Pfizer processa para bloquear oferta da Novo Nordisk pela Metsera em confronto farmacêutico de alto risco

Pfizer processa para bloquear oferta da Novo Nordisk pela Metsera em confronto farmacêutico de alto risco
Devesh Kumar
01 de nov. de 2025, 06:17 AM
  • A Pfizer contesta a oferta de US$ 8,5 bilhões da Metsera da Novo como ilegal e arriscada.
  • O acordo da Novo enfrenta obstáculos antitruste; Pfizer já liberado pela FTC.
  • O pipeline de GLP-1 da Metsera mostra eficácia superior na perda de peso.

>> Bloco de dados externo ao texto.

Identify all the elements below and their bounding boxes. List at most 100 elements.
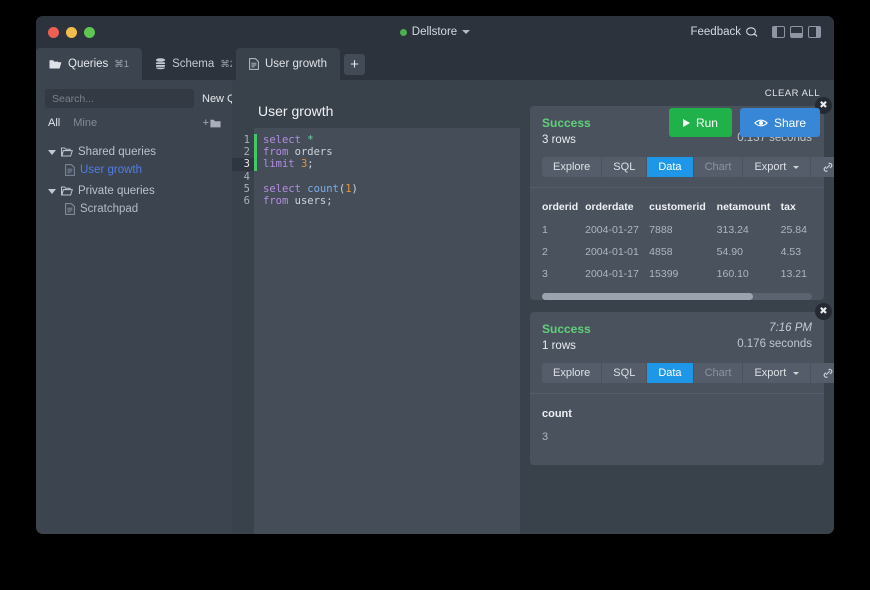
table-column-header[interactable]: orderdate [585,198,649,219]
folder-open-icon [61,147,73,157]
bottom-panel-icon[interactable] [790,26,803,38]
table-cell: 13.21 [780,268,807,280]
editor-gutter: 123456 [232,128,254,534]
code-token: select [263,182,301,195]
tree-folder-shared-queries[interactable]: Shared queries [36,143,232,161]
chevron-down-icon [793,165,800,169]
panel-toggles [772,26,821,38]
result-tab-explore[interactable]: Explore [542,363,603,383]
result-tab-label: Chart [704,161,732,173]
table-column-header[interactable]: orderid [542,198,585,219]
scrollbar-thumb[interactable] [542,293,753,300]
status-badge: Success [542,116,591,130]
sidebar-tab-queries-shortcut: ⌘1 [114,58,130,70]
tree-group-private: Private queries Scratchpad [36,182,232,218]
result-tab-export[interactable]: Export [743,363,812,383]
title-bar-right: Feedback [690,26,834,38]
code-line: select count(1) [263,183,520,195]
result-view-tabs: Explore SQL Data Chart Export [542,157,834,177]
feedback-label: Feedback [690,26,741,38]
new-folder-button[interactable]: + [203,117,221,129]
table-cell: 2004-01-01 [585,246,639,258]
maximize-window-button[interactable] [84,26,95,38]
code-line: select * [263,134,520,146]
code-token: count [307,182,339,195]
code-token: * [307,134,314,146]
close-window-button[interactable] [48,26,59,38]
run-button[interactable]: Run [668,108,732,137]
table-column-header[interactable]: count [542,408,812,420]
tree-item-label: User growth [80,164,142,176]
result-tab-data[interactable]: Data [647,363,694,383]
query-tree: Shared queries User growth Private queri… [36,133,232,221]
title-bar: Dellstore Feedback [36,16,834,48]
table-cell: 4858 [649,246,673,258]
line-number: 5 [243,182,250,195]
result-tab-label: SQL [613,367,636,379]
result-tab-sql[interactable]: SQL [602,157,648,177]
table-column-header[interactable]: tax [781,198,812,219]
plus-label: + [202,117,209,129]
result-tab-sql[interactable]: SQL [602,363,648,383]
editor-results-split: User growth 123456 select * from orders li… [232,80,834,534]
chat-bubble-icon [746,26,758,37]
clear-all-button[interactable]: CLEAR ALL [530,80,824,106]
close-icon[interactable]: ✖ [815,303,832,320]
file-icon [249,58,259,70]
search-input[interactable] [45,89,194,108]
sidebar-tab-queries[interactable]: Queries ⌘1 [36,48,143,80]
table-cell: 3 [542,431,549,443]
table-cell: 2004-01-17 [585,268,639,280]
left-panel-icon[interactable] [772,26,785,38]
minimize-window-button[interactable] [66,26,77,38]
result-cards: ✖Success3 rows9:22 AM0.137 secondsExplor… [530,97,834,477]
status-badge: Success [542,322,591,336]
table-cell: 15399 [649,268,679,280]
tree-folder-private-queries[interactable]: Private queries [36,182,232,200]
result-view-tabs: Explore SQL Data Chart Export [542,363,834,383]
result-tab-label: Data [658,367,682,379]
run-label: Run [695,115,718,130]
line-number: 6 [243,194,250,207]
filter-all[interactable]: All [48,117,60,129]
share-button[interactable]: Share [739,108,820,137]
tree-item-user-growth[interactable]: User growth [36,161,232,179]
table-cell: 313.24 [716,224,749,236]
result-link-button[interactable] [811,157,834,177]
horizontal-scrollbar[interactable] [542,293,812,300]
line-number: 4 [243,170,250,183]
table-cell: 2004-01-27 [585,224,639,236]
result-tab-chart: Chart [693,157,744,177]
result-tab-export[interactable]: Export [743,157,812,177]
code-token: ) [351,182,358,195]
editor-tab-bar: User growth + [232,48,834,80]
chevron-down-icon [462,30,471,34]
filter-mine[interactable]: Mine [73,117,97,129]
table-cell: 3 [542,268,548,280]
link-icon [823,368,833,378]
tree-folder-label: Private queries [78,185,155,197]
app-body: Queries ⌘1 Schema ⌘2 New Query [36,48,834,534]
result-single-value: count 3 [542,394,812,465]
new-tab-button[interactable]: + [344,53,365,75]
result-tab-explore[interactable]: Explore [542,157,603,177]
line-number: 2 [243,146,250,159]
editor-code[interactable]: select * from orders limit 3; select count… [257,128,520,534]
feedback-button[interactable]: Feedback [690,26,758,38]
tree-group-shared: Shared queries User growth [36,143,232,179]
sql-editor[interactable]: 123456 select * from orders limit 3; selec… [232,128,520,534]
eye-icon [753,119,768,126]
chevron-down-icon [793,371,800,375]
table-column-header[interactable]: customerid [649,198,716,219]
line-number: 1 [243,134,250,146]
tree-item-scratchpad[interactable]: Scratchpad [36,200,232,218]
result-tab-label: Export [754,161,787,173]
editor-pane: User growth 123456 select * from orders li… [232,80,520,534]
tree-folder-label: Shared queries [78,146,156,158]
result-link-button[interactable] [811,363,834,383]
table-column-header[interactable]: netamount [717,198,781,219]
database-icon [155,58,166,70]
editor-tab-user-growth[interactable]: User growth [236,48,340,80]
right-panel-icon[interactable] [808,26,821,38]
result-tab-data[interactable]: Data [647,157,694,177]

A Pfizer intensificou sua luta pela biotecnologia da obesidade Metsera, entrando com uma ação contra a Metsera e a Novo Nordisk no Tribunal de Chancelaria de Delaware em 31 de outubro.

O litígio desafia a oferta bombástica de US$ 8,5 bilhões da Novo como legalmente superior ao acordo original de US$ 7,2 bilhões da Pfizer anunciado em setembro.

O conselho da Metsera declarou a oferta da Novo superior depois que a farmacêutica dinamarquesa superou a Pfizer em quase US $ 2 bilhões, provocando uma guerra farmacêutica de alto risco pelo acesso ao mercado de tratamento da obesidade em rápida expansão.

A Pfizer está buscando uma ordem de restrição temporária para bloquear a rescisão do acordo e alega que a proposta de Novo viola a lei antitruste.

O confronto destaca a intensificação da concorrência por terapias de GLP-1, à medida que o mercado de obesidade corre em direção a US $ 150 bilhões em vendas anuais até 2030.

A vantagem regulatória que a Pfizer agora detém

A estratégia legal da Pfizer depende de uma vantagem crítica: ela já tem autorização antitruste, enquanto a Novo enfrenta obstáculos regulatórios significativos.

A Federal Trade Commission concedeu à Pfizer o término antecipado da revisão Hart-Scott-Rodino em 31 de outubro, mais de uma semana antes do prazo de 7 de novembro.

A Pfizer alega que a oferta da Novo não pode se qualificar como "superior" porque os riscos regulatórios tornam a conclusão improvável - essencialmente argumentando que o negócio não pode ser fechado nos termos prometidos.

A Pfizer enfatiza que sua transação está "pronta para ser concluída logo após a reunião de acionistas da Metsera em 13 de novembro".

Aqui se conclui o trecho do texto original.